Someone Really Asked This Question: I'm not real sure how to respond to this, but it appears that some reporter actually asked Leach if Zac Robinson, who was pretty good running the ball, but was 9-21 for 90 yards and a touchdown if Leach thought Robinson was the best quarterback he's seen.
On if Robinson is the best quarterback he’s seen:
"I think he’s a good one. I wouldn’t go that far, I think he’s a good one. We’ve seen some pretty good ones. The fella from Houston; Texas and so it goes. I’ve liked him from early on. I liked him just back when they had that little deal when they were splitting time between the two of them. I thought he was pretty good then."
Rebuilding: Am I a bad fan if I've resigned myself to think that the 2010 version of Texas Tech is going to be much better than the 2009 version? Of course, I'd love to see this team finish with 2 wins to finish out the year and I think that playing well is a spring-board to the next season, but I think this team next year will be much more prepared to battle for a Big 12 Championship. Other than the defensive end position, almost every position returns a starter or player with significant playing time. The rough spots that this team has encountered and battled back from, which include early suspensions, numerous injuries to key positions, quarterbacck uncertainty, etc. But this team is pretty damned close I think to something really special next year. I'm going to enjoy what's going on now, but I think this year, as tough as it's been will serve the team well next year.
The Offensive MVP :: WR Detron Lewis: He showed how special he can be and physically he's a dominant player, or perhaps has the ability to be a dominant player. I'd love to see Lewis get the ball 3 or 4 more times during a game in open space.
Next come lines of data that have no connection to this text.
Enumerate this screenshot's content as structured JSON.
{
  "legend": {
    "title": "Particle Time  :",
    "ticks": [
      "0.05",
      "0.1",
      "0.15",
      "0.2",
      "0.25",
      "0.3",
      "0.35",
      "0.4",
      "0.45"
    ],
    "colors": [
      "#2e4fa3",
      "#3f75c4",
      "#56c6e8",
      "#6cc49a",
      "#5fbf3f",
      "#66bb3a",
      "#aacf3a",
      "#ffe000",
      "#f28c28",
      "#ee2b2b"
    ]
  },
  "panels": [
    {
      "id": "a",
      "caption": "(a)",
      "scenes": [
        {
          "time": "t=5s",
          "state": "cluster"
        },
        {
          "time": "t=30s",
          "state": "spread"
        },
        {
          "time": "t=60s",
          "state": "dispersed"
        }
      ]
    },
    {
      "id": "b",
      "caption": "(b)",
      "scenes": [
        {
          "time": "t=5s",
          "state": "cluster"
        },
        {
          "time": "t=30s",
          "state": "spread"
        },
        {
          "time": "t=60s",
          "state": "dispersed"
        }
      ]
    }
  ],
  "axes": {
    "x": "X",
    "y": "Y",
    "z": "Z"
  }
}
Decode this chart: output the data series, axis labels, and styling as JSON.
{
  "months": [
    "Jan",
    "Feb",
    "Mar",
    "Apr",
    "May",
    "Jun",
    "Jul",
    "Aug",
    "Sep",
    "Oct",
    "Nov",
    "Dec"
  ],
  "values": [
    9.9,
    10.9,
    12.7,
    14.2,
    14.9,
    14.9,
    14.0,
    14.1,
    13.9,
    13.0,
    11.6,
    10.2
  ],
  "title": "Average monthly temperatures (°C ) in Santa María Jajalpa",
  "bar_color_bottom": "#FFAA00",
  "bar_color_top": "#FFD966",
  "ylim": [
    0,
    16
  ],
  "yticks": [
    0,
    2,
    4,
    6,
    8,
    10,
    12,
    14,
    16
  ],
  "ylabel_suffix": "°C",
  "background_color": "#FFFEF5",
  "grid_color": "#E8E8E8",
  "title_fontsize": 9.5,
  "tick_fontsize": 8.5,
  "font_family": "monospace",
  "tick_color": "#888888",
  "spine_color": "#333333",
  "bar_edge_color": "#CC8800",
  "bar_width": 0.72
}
The Defensive MVP :: CB Jamar Wall: For the hit alone, he gave the offense at the very least an opportunity to score in the last 2 minutes. Wall sacrificed his body on that hit on Zac Robinson for the team. I'm going to remember that play for a long time. Wall did give up a touchdown, but I think he was sure that the help would be there in plenty of time, which it was, but Franklin Mitchem just didn't make the play.
The Special Teams MVP :: PR Austin Zouzalik: We finally saw a little bit of breakout from Zouzalik, and although Zouzalik has been solid most of the year, he's been quiet. Not to mention, Matthew Williams going 1-2 and Ryan Erxleben having to punt 4 times, for a 43 yard average, although good, didn't necessarily inspire me.